Being cynical will make you cool but it won't make you happy, it is almost like a ball and chain dragging you down and away from wondering. As you fall the list of things you can enjoy just decreases and decreases until nothing really means anything anymore except the most visceral of acts like sex and war and having a really high flying job and a huge television and all that really physical stuff. Stuff that is like an exclamation mark to everybody else; showing off and saying 'I get lots of sex' or 'I killed hundreds' or 'Have a look at the picture on this baby'. I think really that we want to impress people because we are lonely and we want them to say they love us and then know that we are good and worthwhile and important. And we do what the world says in advertisements because we all think that is what it takes for people to say that we are special and important, all the ads say that if we own this car we will have a feeling of power or a feeling of exclusivity. But companies discriminate; they want money and the poor don't have it and the poor suffer as being lesser humans and they probably feel like they can't be special or beautiful or important (but I don't know really because I am not poor).

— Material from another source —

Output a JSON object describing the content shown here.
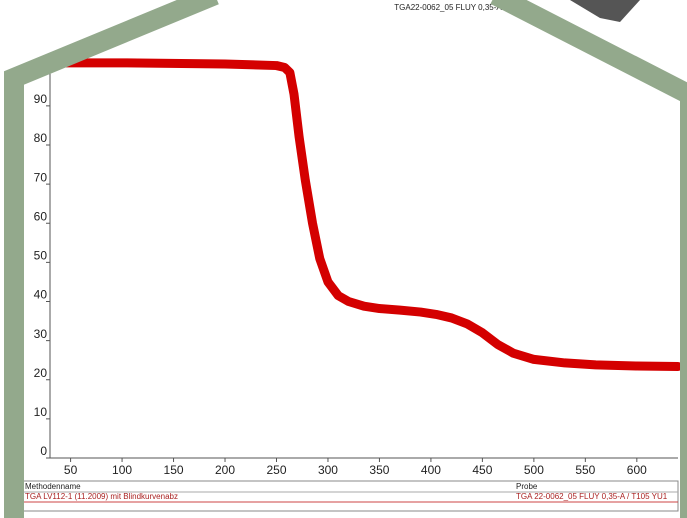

Imagine if you were very rich and had a lot of friends and knew a lot of important people and then just chose to quit your very important job and go and wash homeless people in some warehouse in a forgotten part of town. Imagine how much of a demotion that would be, people would imagine you were crazy. You would probably lose of lot of your important friends and you might not be able to keep your large house, flashy car and Bang & Olufsen sound system. But I think that would change you inside, you would be telling these homeless people, these people worth nothing in dollar terms that they are more important than the men you danced with in the thousand floor buildings and more important than all those business deals and handshakes and contracts and clients and Italian furniture and feta cheese. I think these people, if they realised what you did for them would look at you with tears in their eyes and probably just hug you or collapse. I don't really know what they would do because I have never done it. But you might start loving things again like hearing a certain cracked voice sing a song or feeling the sun on your face or coming home to a bed that you have by grace. When we don't deserve anything everything is a gift and imagine if we lived Christmas everyday, that would be exciting.
I don't think this is a change or anything different for me. I still think I am being cynical of all the usual things like capitalism and materialism and the whole rat race. I am praying for something to change though; I am praying for the day when I can sit on a train of suits and shirts and somehow show them a love that they have not known. Not a denouncing, ugly, cynical young man who is disillusioned but a bright eyed, enthusiastic old man still closing his eyes and smiling into the blue skies and their ability to search out and illuminate the shadows.